# World's oldest flashlight(?) and batteries!



## hotfoot (May 4, 2002)

*World\'s oldest flashlight(?) and batteries!*

Gas discharge lamps used by the ancient Pharoahs? Hey, I didn't believe it either...
http://www.tmeg.com/artifacts/elect/a_elect.htm


----------



## EMPOWERTORCH (Jun 23, 2002)

*Re: World\'s oldest flashlight(?) and batteries!*

A couple of years ago, I went to a seminar by a guy called Jonathan Gray who talked about similar experiences. His interest was mainly in evidences of antedeluvian high technology. 
He has evidence to support the fact that there was electric light and aeroplanes powered by mercury vapour and that he had details of technology we have yet to master in he 20th century. In aincient sanskrit writings he has found evidence of such ideas as mass telecommunications and television given in incredible detail.
Much of this writing pre-dates the Ark and the great Flood of Noah.
His findings have led to lots of different industrial giants beating a path to his door to try and discover some of the aincient technologies! Even the US military have tried to get information off him regarding aincient space travel!

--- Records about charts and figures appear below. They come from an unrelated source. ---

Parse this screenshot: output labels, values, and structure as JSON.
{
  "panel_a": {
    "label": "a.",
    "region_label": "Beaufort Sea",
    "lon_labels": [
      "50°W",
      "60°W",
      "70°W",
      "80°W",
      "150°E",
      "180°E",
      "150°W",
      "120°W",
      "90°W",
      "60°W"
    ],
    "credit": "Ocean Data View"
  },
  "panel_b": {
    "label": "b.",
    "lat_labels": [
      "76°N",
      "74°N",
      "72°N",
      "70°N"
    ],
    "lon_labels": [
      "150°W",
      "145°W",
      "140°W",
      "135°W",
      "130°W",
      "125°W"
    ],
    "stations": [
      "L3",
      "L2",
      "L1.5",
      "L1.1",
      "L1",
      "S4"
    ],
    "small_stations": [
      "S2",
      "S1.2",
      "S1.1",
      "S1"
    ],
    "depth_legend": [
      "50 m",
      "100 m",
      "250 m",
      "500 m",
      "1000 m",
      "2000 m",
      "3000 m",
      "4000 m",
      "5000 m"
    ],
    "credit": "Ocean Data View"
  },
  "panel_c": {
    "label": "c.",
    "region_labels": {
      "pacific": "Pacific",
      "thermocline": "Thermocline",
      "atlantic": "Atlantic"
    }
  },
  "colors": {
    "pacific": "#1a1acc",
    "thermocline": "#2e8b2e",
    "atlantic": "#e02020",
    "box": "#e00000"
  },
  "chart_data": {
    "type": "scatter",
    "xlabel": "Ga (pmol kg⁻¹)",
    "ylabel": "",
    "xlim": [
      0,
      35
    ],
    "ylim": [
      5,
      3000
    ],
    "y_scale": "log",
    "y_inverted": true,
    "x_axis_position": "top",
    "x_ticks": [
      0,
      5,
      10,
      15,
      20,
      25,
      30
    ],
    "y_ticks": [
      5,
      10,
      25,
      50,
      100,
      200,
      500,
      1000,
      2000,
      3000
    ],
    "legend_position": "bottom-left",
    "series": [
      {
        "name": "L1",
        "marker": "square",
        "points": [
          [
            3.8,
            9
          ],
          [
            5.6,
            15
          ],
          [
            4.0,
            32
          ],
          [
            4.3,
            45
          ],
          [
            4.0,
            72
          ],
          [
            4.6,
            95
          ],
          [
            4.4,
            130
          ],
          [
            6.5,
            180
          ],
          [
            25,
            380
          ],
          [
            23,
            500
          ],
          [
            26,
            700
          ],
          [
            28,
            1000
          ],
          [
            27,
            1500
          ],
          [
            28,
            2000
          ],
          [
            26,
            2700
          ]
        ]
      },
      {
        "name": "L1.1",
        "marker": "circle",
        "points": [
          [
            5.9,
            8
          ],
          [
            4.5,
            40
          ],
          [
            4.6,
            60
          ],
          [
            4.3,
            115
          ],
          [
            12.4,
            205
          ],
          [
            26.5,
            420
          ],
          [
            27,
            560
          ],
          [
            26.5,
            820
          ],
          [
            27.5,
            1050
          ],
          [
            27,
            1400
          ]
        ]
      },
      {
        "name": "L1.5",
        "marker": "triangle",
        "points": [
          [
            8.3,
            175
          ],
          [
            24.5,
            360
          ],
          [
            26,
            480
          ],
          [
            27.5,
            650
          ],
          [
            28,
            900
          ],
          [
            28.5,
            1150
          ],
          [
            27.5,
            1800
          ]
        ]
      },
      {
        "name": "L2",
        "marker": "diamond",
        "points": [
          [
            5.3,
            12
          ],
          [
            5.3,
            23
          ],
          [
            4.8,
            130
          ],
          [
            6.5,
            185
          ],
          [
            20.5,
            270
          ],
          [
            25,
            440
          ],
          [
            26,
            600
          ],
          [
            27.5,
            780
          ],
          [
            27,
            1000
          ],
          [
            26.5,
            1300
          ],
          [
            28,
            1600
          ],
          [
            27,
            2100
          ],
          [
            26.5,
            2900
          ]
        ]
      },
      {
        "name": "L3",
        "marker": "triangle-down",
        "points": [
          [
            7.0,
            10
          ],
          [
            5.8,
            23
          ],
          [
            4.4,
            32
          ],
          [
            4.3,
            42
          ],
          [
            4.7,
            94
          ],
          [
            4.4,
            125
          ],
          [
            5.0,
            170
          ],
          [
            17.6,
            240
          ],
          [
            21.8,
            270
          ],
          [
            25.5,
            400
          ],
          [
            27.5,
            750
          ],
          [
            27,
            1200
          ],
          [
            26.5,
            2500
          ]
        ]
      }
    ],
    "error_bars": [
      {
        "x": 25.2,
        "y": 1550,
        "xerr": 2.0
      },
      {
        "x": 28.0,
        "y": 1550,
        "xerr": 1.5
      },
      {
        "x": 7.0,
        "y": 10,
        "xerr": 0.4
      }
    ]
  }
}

He isn't interested in making any money however, rather in bringing Biblical archaeology to the masses through his publications and video presentations.
Among his prized artefacts are a small piece of Ark wood and some brimstone balls found at Gomorrah by the dead sea.
Among the vdeo presentatons he shows us the aforementioned Egyptian light bulbs and the devestation of the Egyptian Army in the Gulf of Aquaba, part of the Red Sea.
A very interesting chap, you might say!


----------